Since 2011, the RAMP program at Wentworth has offered Boston students an early taste of campus life and college-level classes. The Rennie report cites three areas where RAMP excels: 

  • Student compensation: Bridge programs across the country offer varying levels of compensation to participants, recognizing that many students need to earn money during the summer. RAMP offers approximately $13.75 per hour, above the state minimum wage, along with transportation support for students who commute to campus.
  • Real-world learning: RAMP, like many summer bridge programs, engages students in hands-on learning opportunities. Where RAMP differs is its focus on making this learning relevant not only to college but also to students’ lives away from campus. Student teams can work alongside community-based partners to design solutions for complex challenges that require creativity and critical thinking.
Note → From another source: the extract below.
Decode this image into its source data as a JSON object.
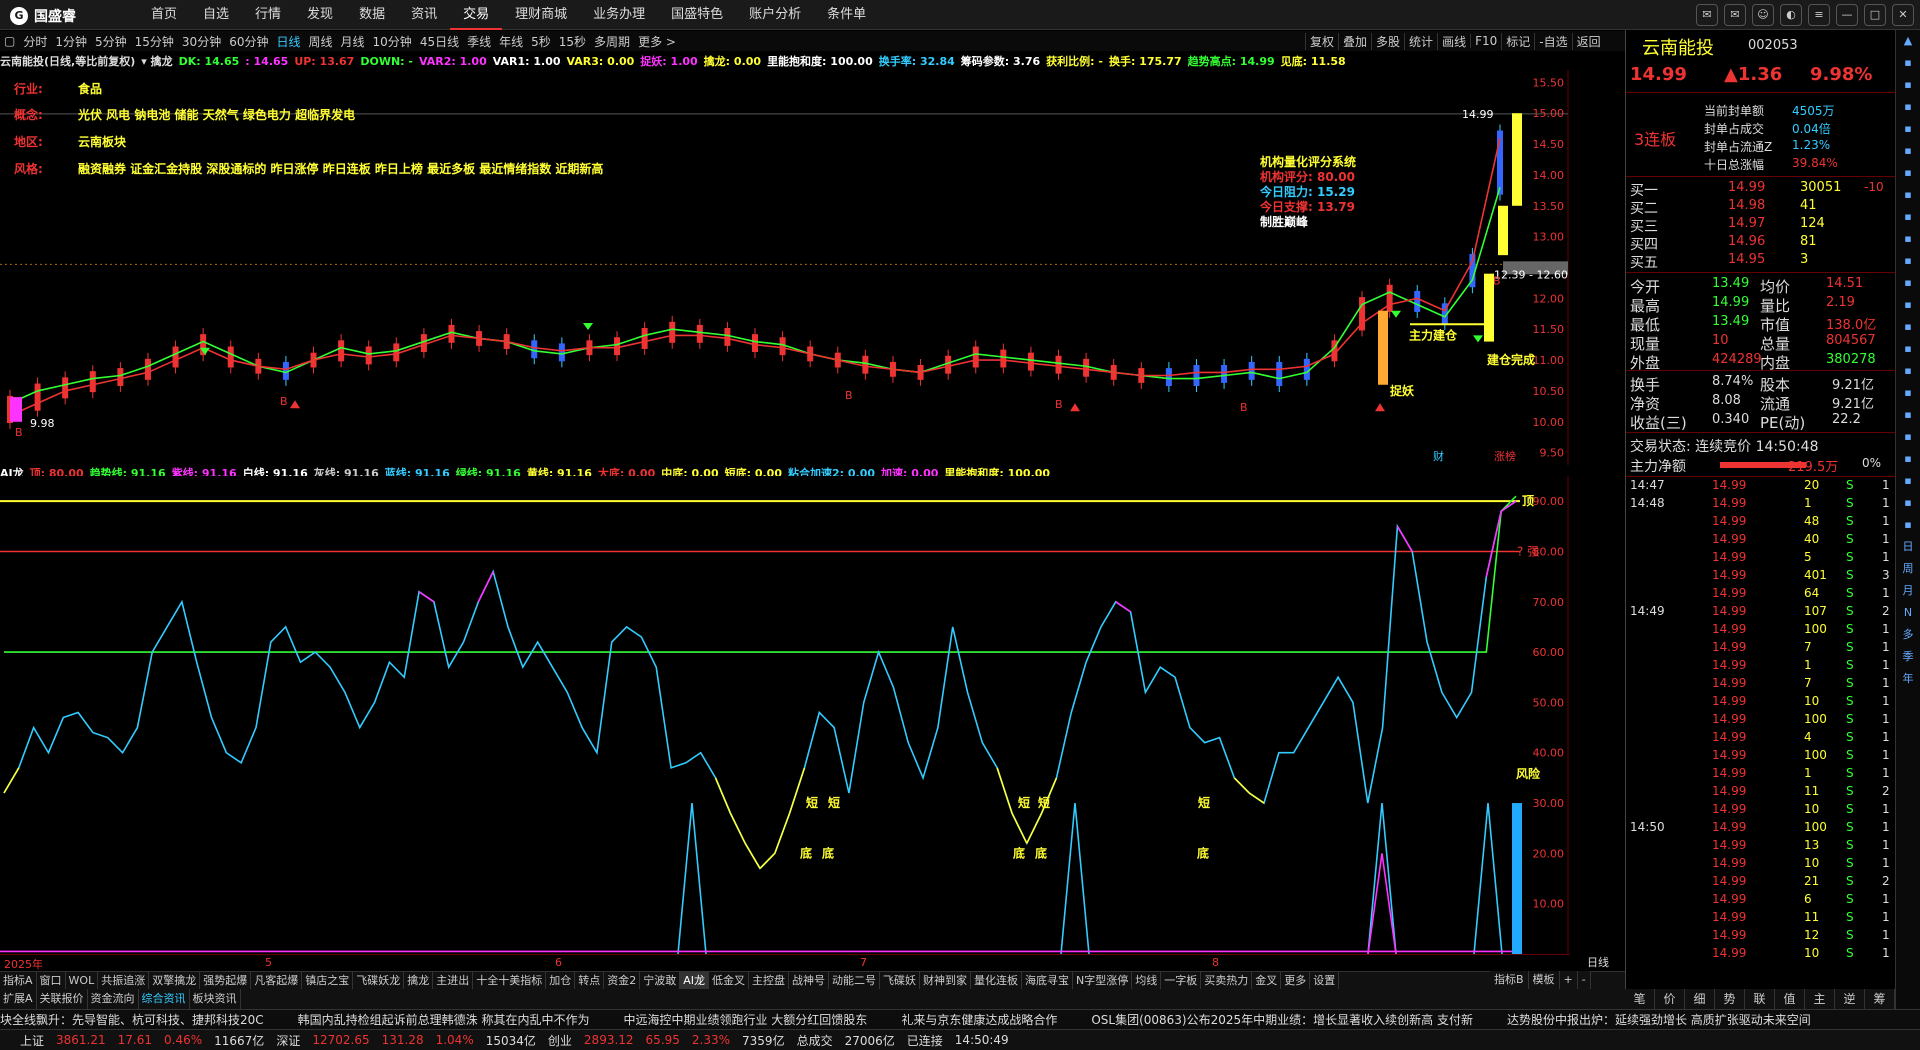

For example, in one past collaboration, a team worked with a Boston-based organization to design ways to improve the lives of those in rehabilitation from spinal cord injuries.
  • Career connections: Summer bridge programs frequently feature mentorship opportunities with community and industry leaders to help students broaden their contacts in the field. RAMP goes even further by building dedicated industry partnerships that offer students career pathways with mentorship and guidance. For example, Turner Construction has welcomed RAMP students for site visits and job-shadow days and has hired RAMP alumni as interns and full-time employees. 

This summer, according to Erik Miller, director of Wentworth’s Center for Community and Learning Partnerships, the RAMP program plans to provide education and a stipend to more than 60 City of Boston residents who have committed to Wentworth for the fall—an increase from the record 46 RAMP participants last year. See website report.

Boston enrollment at Wentworth is significantly higher overall this year, with nearly 140 students from the city enrolling at the Institute, compared to just over 70 last year, according to President Mark A. Thompson. An increase in available financial aid has helped with this trend, but Thompson also attributed the growth to the university’s commitment to inclusive excellence and sustained work to build a pipeline to inner-city schools through college access programs including not only RAMP, but also dual credit and the newly announced “13th Year” courses.